Du fragst ChatGPT: „Was bedeutet [Begriff]?“ – und bekommst eine verständliche Erklärung in normaler Sprache. Kein Googeln durch zehn verschiedene Seiten, keine komplizierten Fachtexte. Einfach fragen und verstehen.
Nicken und lächeln ist keine Lösung
Der Enkel erzählt begeistert von seinem neuen Spiel. Die Enkelin schwärmt von einem Creator auf TikTok. Jemand erwähnt „Streaming“, „Reels“, „Memes“ oder „Level up“ – und alle rundum nicken, als wäre das das Normalste der Welt.

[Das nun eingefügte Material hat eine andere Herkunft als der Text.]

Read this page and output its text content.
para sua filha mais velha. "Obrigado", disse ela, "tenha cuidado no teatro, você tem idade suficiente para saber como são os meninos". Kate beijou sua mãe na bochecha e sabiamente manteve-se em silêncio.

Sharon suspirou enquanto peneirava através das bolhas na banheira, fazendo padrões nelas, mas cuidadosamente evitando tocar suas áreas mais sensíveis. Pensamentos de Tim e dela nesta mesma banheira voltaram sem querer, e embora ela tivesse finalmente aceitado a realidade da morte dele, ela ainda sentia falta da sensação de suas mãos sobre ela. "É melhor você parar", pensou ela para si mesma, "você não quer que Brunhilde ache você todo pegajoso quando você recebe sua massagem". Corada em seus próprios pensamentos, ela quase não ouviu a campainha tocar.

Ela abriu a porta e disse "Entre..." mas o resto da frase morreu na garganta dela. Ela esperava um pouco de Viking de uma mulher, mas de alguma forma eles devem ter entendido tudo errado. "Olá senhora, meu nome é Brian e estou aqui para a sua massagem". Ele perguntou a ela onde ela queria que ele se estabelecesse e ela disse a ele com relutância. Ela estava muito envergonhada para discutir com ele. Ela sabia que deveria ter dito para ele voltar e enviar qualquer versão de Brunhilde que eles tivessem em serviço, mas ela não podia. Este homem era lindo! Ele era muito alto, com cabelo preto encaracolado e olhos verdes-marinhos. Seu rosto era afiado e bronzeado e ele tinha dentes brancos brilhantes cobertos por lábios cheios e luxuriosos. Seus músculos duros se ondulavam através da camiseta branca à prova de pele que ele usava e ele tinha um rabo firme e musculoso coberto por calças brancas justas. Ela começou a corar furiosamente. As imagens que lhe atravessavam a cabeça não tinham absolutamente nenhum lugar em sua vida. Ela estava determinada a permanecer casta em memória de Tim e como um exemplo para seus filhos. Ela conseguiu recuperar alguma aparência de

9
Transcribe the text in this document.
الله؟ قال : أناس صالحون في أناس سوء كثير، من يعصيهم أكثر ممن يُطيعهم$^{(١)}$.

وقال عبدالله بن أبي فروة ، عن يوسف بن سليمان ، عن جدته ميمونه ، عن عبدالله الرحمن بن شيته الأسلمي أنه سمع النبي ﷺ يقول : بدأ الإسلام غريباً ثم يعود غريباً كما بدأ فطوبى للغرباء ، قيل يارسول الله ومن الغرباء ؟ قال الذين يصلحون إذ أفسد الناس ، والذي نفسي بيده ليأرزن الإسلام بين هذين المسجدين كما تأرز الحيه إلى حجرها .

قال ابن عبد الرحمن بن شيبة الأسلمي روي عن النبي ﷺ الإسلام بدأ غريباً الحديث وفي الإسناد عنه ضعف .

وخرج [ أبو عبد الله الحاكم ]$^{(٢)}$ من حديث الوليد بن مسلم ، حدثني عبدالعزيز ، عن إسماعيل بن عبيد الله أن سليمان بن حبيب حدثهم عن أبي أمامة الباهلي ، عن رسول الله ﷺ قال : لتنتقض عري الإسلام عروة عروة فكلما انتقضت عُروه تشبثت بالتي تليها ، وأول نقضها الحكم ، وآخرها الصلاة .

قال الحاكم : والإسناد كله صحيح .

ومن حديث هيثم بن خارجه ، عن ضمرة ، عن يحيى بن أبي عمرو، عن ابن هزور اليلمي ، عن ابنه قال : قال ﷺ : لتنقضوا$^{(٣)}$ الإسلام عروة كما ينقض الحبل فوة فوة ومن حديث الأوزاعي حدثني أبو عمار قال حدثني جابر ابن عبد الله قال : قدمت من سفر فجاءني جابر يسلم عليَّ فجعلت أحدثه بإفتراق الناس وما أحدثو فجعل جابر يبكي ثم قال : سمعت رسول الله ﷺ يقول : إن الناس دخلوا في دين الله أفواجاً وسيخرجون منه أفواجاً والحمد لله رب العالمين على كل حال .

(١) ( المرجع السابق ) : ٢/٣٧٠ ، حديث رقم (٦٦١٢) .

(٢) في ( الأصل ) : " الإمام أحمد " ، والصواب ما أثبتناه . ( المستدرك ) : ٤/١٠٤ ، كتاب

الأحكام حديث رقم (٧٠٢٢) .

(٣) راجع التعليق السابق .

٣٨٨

Man lächelt mit. Aber man versteht nur die Hälfte. Und das Thema ist schon weiter, bevor man fragen konnte.
ChatGPT kann dir helfen, Begriffe vorher zu verstehen. Das eigentliche Gespräch führst du danach selbst.
Einfach direkt fragen
Kein Begriff ist zu banal, keine Frage zu unwichtig. ChatGPT wird nicht ungeduldig, es erklärt so oft wie nötig und stellt keine Gegenfragen. Ein paar Beispiele, die man einfach so stellen kann:
- „Was ist TikTok genau – und warum schauen das so viele junge Menschen?“
- „Was bedeutet ‚zocken‘? Mein Enkel macht das stundenlang.“
- „Was ist ein Meme und warum sind die manchmal witzig?“
- „Was heißt ‚streamen‘? Ich höre das ständig.“
ChatGPT erklärt – und du kannst so viele Rückfragen stellen, bis du es wirklich verstanden hast.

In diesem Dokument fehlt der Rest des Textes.